The problem says: A bombing plane flies directly above a railroad track. Assume that if a large bomb falls within 40 feet of the track, the track will be sufficiently damaged so that traffic will be disrupted. Let X denote the perpendicular distance from the track that a bomb falls. Assume that
$f_x\left(x\right)=\frac{100-x}{5000}\:I_{\left(0,100\right)}\left(x\right)$
a) Find the probability that a large bomb will disrupt the traffic. b) If the plane can carry three large bombs and uses all three, what is the probability that traffic will be disrupted?
What I did for part a) was:
$\int _0^x\frac{100-x}{5000}\:=\frac{1}{\:5000}\int _0^x\left(100-x\right)dx\:=\frac{1}{\:5000}\int _0^{40}\left(100-x\right)dx\:=\frac{1}{\:5000}\left(100\left(40\right)-\frac{\left(40\right)^2}{2}\right)=F\left(40\right)-F\left(0\right)=0.64-0=0.64$
And for part b) By Bernoulli's distribution
$P\left(x=1\right)=\left(0.64\right)^1\left(1-0.64\right)^{3-1}=\left(0.64\right)\left(0.36\right)^2=0.083$
Thanks in advance if you can confirm my procedure. \end{document}
Part (a) looks OK.
Part (b) is incorrect.
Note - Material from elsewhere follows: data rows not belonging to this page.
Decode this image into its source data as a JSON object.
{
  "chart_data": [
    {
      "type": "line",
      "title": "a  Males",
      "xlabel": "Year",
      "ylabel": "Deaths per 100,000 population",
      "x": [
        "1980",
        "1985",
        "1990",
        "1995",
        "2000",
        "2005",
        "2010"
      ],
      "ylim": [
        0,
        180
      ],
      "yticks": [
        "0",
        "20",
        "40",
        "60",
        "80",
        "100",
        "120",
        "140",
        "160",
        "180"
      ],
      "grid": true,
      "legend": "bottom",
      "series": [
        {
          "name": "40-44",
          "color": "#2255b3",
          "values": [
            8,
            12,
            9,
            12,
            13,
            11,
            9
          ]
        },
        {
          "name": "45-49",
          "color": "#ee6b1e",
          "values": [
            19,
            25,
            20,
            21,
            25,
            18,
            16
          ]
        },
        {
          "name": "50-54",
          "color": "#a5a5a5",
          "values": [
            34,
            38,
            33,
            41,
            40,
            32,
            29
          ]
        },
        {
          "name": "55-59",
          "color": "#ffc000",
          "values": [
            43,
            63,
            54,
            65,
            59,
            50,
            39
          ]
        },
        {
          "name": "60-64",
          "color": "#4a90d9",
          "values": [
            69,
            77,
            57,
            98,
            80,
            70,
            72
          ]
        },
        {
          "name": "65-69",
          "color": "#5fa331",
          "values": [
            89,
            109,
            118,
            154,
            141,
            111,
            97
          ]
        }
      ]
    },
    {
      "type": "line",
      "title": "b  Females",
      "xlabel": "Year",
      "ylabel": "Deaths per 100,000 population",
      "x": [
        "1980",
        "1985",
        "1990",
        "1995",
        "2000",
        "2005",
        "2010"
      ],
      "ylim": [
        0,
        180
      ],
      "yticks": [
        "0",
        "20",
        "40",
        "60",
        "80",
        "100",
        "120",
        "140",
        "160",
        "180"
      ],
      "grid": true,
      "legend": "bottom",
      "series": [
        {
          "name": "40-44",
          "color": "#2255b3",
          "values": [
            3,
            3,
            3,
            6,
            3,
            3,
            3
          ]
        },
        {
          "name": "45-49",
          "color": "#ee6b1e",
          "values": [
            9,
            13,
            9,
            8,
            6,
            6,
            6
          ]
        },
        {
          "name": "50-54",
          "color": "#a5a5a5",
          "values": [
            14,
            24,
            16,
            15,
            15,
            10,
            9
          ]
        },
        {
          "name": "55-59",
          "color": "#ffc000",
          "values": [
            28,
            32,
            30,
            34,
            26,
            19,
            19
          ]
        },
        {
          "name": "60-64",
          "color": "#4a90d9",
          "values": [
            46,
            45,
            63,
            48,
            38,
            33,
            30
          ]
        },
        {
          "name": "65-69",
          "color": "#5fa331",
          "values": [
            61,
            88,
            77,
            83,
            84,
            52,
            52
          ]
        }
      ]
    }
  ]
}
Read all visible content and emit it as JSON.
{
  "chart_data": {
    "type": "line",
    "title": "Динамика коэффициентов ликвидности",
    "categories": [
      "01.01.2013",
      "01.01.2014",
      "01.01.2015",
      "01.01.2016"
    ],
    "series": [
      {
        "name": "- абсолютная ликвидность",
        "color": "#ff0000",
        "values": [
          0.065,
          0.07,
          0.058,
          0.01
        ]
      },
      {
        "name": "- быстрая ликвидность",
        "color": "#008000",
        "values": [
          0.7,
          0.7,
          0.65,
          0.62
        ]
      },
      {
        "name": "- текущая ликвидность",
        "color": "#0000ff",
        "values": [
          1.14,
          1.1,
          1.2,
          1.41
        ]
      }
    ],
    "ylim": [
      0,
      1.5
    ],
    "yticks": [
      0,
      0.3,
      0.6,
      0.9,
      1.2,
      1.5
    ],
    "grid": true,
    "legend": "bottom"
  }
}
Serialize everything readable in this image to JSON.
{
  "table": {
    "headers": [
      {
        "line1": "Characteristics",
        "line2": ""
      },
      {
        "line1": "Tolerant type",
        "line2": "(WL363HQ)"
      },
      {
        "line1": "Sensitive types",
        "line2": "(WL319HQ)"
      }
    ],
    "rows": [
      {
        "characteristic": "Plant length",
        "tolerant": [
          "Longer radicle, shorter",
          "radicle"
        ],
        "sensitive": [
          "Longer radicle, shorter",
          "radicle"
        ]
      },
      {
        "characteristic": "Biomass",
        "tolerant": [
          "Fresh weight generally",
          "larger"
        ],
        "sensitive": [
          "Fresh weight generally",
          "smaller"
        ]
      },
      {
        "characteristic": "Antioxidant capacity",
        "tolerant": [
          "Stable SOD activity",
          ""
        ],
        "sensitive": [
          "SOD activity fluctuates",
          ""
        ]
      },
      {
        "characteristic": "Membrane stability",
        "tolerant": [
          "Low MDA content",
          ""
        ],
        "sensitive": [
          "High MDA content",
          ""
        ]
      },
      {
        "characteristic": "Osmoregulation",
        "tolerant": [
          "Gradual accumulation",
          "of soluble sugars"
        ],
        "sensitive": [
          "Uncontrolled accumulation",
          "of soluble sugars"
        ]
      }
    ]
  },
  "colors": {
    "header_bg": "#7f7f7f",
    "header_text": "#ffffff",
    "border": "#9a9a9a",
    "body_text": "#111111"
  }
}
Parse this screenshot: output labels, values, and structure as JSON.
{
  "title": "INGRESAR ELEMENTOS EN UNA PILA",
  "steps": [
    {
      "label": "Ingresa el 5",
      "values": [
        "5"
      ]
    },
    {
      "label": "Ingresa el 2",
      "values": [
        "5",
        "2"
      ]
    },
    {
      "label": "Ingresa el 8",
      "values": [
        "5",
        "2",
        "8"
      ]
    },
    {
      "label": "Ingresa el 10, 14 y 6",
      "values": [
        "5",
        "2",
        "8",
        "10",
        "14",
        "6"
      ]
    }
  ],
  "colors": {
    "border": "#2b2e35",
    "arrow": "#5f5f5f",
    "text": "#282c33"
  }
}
The probability of disruption with three bombs should not be lower than the probability of disruption with one bomb.
There are a couple of things going on here:
(1) You are calculating the probability for exactly one bomb causing disruption, when you should be thinking about at least one bomb.
(2) You have a scenario with multiple trials (i.e. binomial distribution) but you're plugging it into the formula for a Bernoulli distribution, which assumes a single trial. Because of this, your formula is missing a term.